Step 18: Start the Model with SGLang (FP8)
Run the following command to start the model server with SGLang:
python3 -m sglang.launch_server \
--model-path ./glm-4.5-air-fp8 \
--tp-size 2 \ # or 4 if you have 4 GPUs
--tool-call-parser glm45 \
--reasoning-parser glm45 \
--speculative-algorithm EAGLE \
--speculative-num-steps 3 \
--speculative-eagle-topk 1 \
--speculative-num-draft-tokens 4 \
--mem-fraction-static 0.7 \
--disable-shared-experts-fusion \
--served-model-name glm-4.5-air-fp8 \
--host 0.0.0.0 \
--port 8000
What You’ll See
Once you execute this command, the terminal will display several initialization logs. When the process is complete and successful, you should see:
- INFO logs showing the model loading progress and memory usage.
- Confirmation that the server has started and is running on
http://0.0.0.0:8000
- Log messages like:
[INFO] Uvicorn running on http://0.0.0.0:8000 (Press CTRL+C to quit)
[INFO] The server is fired up and ready to roll!
This confirms that your GLM-4.5 model server is up and running, ready to handle requests on port 8000.
Step 19: Test the Model with a cURL Request
Now that your GLM-4.5 model server is running, you can easily test it from the terminal using a simple curl
command.

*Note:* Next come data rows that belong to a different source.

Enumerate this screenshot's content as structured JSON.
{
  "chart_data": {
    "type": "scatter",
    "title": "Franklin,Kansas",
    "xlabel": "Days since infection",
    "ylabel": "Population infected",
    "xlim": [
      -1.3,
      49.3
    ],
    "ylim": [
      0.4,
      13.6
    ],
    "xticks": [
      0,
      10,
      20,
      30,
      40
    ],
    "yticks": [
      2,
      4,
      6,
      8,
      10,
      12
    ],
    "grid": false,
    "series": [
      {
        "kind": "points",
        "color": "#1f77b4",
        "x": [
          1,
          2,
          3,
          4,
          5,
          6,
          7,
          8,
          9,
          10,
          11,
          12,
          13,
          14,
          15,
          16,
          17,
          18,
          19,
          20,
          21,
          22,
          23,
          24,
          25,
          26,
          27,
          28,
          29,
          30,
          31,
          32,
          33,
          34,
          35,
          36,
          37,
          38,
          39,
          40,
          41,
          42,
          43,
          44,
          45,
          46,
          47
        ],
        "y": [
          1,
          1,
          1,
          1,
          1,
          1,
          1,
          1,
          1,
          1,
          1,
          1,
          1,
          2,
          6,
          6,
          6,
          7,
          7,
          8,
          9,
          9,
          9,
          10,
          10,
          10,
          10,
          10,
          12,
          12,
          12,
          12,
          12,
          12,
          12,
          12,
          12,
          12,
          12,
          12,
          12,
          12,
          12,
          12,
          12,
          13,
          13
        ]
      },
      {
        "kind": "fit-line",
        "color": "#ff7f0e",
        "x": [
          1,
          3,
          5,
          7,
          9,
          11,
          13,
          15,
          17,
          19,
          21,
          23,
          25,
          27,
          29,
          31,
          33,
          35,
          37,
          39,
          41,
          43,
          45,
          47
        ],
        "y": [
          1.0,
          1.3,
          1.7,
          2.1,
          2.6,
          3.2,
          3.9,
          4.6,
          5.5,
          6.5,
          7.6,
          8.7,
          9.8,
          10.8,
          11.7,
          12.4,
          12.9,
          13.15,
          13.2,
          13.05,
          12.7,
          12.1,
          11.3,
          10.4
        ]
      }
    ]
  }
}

This lets you send prompts and see the raw JSON response directly—perfect for quick validation before integrating with code or a UI.
Example command:
curl -X POST http://localhost:8000/generate \
-H "Content-Type: application/json" \
-d '{
"text": "What is GLM-4.5? Give a one-line summary.",
"max_tokens": 64,
"extra_body": {
"chat_template_kwargs": {
"enable_thinking": false
}
}
}'
What You’ll See
- The model will respond in JSON format, including the generated answer and meta information.
- In this example, the request asks for a concise, one-line summary of GLM-4.5.
- You may see the full answer as part of the
"text"
field in the response.
Tip: The “enable_thinking”: false parameter helps reduce verbose reasoning traces, encouraging the model to return direct answers only.
Try different prompts.
Step 20: Automate Model Testing with Python
To make interacting with your GLM-4.5 model even easier, you can write a quick Python script to send prompts and process answers programmatically. This is especially useful for batch testing, custom workflows, or integrating with your own applications.
Example script (glm_test.py
):
import requests
response = requests.post(
"http://localhost:8000/generate",
json={
"text": "Only output a single, direct line and nothing else: What is GLM-4.5?",
"max_tokens": 32
}
)
result = response.json()["text"]
# Get only the part before "<think>" if present
answer = result.split('<think>')[0].strip()
print(answer)
Try different prompts.
Conclusion
With GLM-4.5 and GLM-4.5-Air, you’re not just running another large language model—you’re unlocking new possibilities for intelligent apps, coding assistants, and real-world AI workflows. Whether you’re an enthusiast experimenting on a single node or an engineer scaling up for production, this open-source stack gives you state-of-the-art performance without the usual barriers.
By following the steps above, you’ve gone from cloud VM provisioning all the way to sending prompts and scripting model tests in Python. Now you’re ready to build, automate, or even integrate with custom UIs. The rest is up to your imagination!